When Tim Swager talks about the future of nanomaterials, people listen. And when the respected nanotech leader says venture capitalists don’t get it when it comes to nano startups, you can’t help but sit up and take notice.
Swager is the head of MIT’s Department of Chemistry and the winner of this year’s prestigious $500,000 Lemelson-MIT Prize for invention. He has made his name in nanotech developing everything from ultrasensitive “molecular wire” sensors for detecting traces of explosives—currently used by U.S. soldiers in Iraq to screen vehicles—to fluorescent dyes that light up when they bind to amyloid protein molecules, which could enable doctors to make early diagnoses of Alzheimer’s disease using NMR and optical imaging. And Swager is no stranger to the startup process: he is a founder of Cambridge-based Iptyx, a nanomaterials spinoff that develops organic electronics and electro-optical materials for imaging and energy applications, and a technical advisor to Nano-C in Westwood, MA, Plextronics in Pittsburgh, PA, and Rhode Island-based Collegium Pharmaceutical. But these days Swager sees some serious hurdles when it comes to early-stage funding of nanotechnologies.
It wasn’t always like this, he says. Starting in the late 1990s, Swager witnessed an upsurge in nanotech funding that paralleled the dot-com boom, albeit on a smaller scale. “VCs a few years ago were not focused on the technology, only the market,” he says. “In general they were willfully blind to the competition, and I would say it was exactly like the folk tale about ‘The Emperor’s New Clothes.’ Nobody seemed to mind that there was nothing there in terms of the technology as long as they could claim a market.”
Times have clearly changed. “Now VCs seem to be very risk adverse in all areas but the biological sciences,” he says. “I don’t really understand the biological science focus. There is probably more risk there.”
Of course, nanotech companies have never received as much venture funding as biotech, and for good reason—commercially speaking, they remain largely unproven. Which is why most nano companies have relied on government and corporate funding, even during boom times. But Swager’s point is that nanotech has now been around long enough, and has demonstrated enough potential applications, that it should mitigate some of the risk from an investor’s point of view.
Upon further reflection, he adds, “Two problems with materials is that although they can be the enabling technology, they are far upstream from products and therefore do not command as big of a cut in the value chain. The frustration I have with the VC community is that new materials can find many applications and are really a platform technology. There are many ways to get inventions to market. Biotech has bigger potential payoffs but often—not always—has much more narrow focus.”
Given these challenges, what is Swager’s advice for today’s nano entrepreneurs? “If you have something with unique properties, keep pushing forward,” he says. “I suspect in the materials area, you will have to push it farther before getting VC money. However, if it can do something that nothing else can, then you will be successful.”

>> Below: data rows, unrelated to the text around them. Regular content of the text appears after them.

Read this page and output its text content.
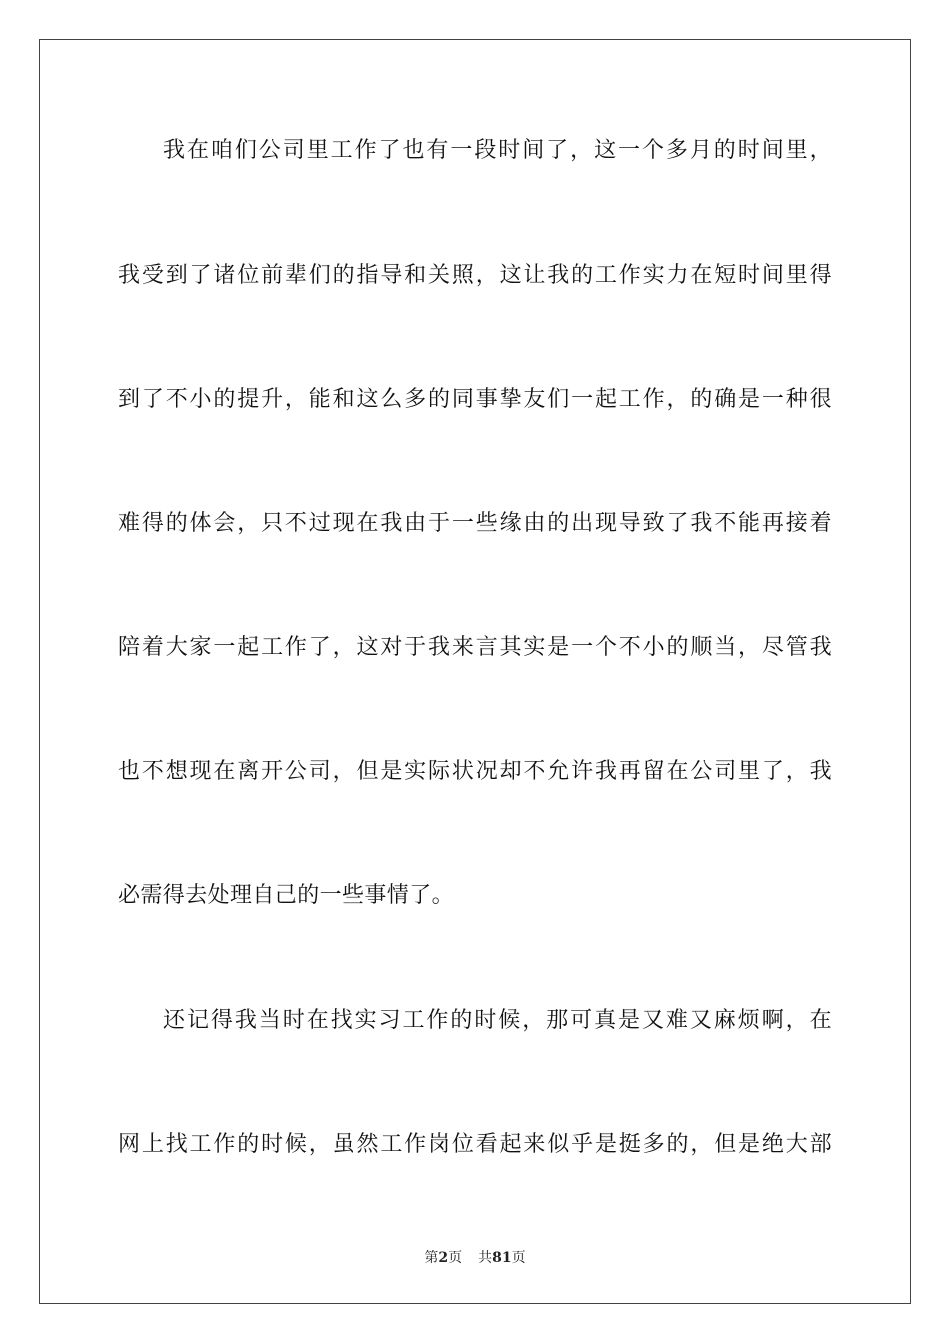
我在咱们公司里工作了也有一段时间了，这一个多月的时间里，
我受到了诸位前辈们的指导和关照，这让我的工作实力在短时间里得
到了不小的提升，能和这么多的同事挚友们一起工作，的确是一种很
难得的体会，只不过现在我由于一些缘由的出现导致了我不能再接着
陪着大家一起工作了，这对于我来言其实是一个不小的顺当，尽管我
也不想现在离开公司，但是实际状况却不允许我再留在公司里了，我
必需得去处理自己的一些事情了。
还记得我当时在找实习工作的时候，那可真是又难又麻烦啊，在
网上找工作的时候，虽然工作岗位看起来似乎是挺多的，但是绝大部
第2页 共81页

Some intriguing tech areas to watch, says Swager, are organic light-emitting and -absorbing nanomaterials for imaging devices and solar cells (“huge potential,” he adds), carbon nanotube and graphene-based electronics, and organic polymers for applications in the semiconductor industry. The latter could dramatically enhance the speed of integrated circuits by more effectively insulating one part of a circuit from another, thereby enabling chips to be packed much more densely. Swager is convinced this can be done practically. “The future,” he proclaims, “will be organics.”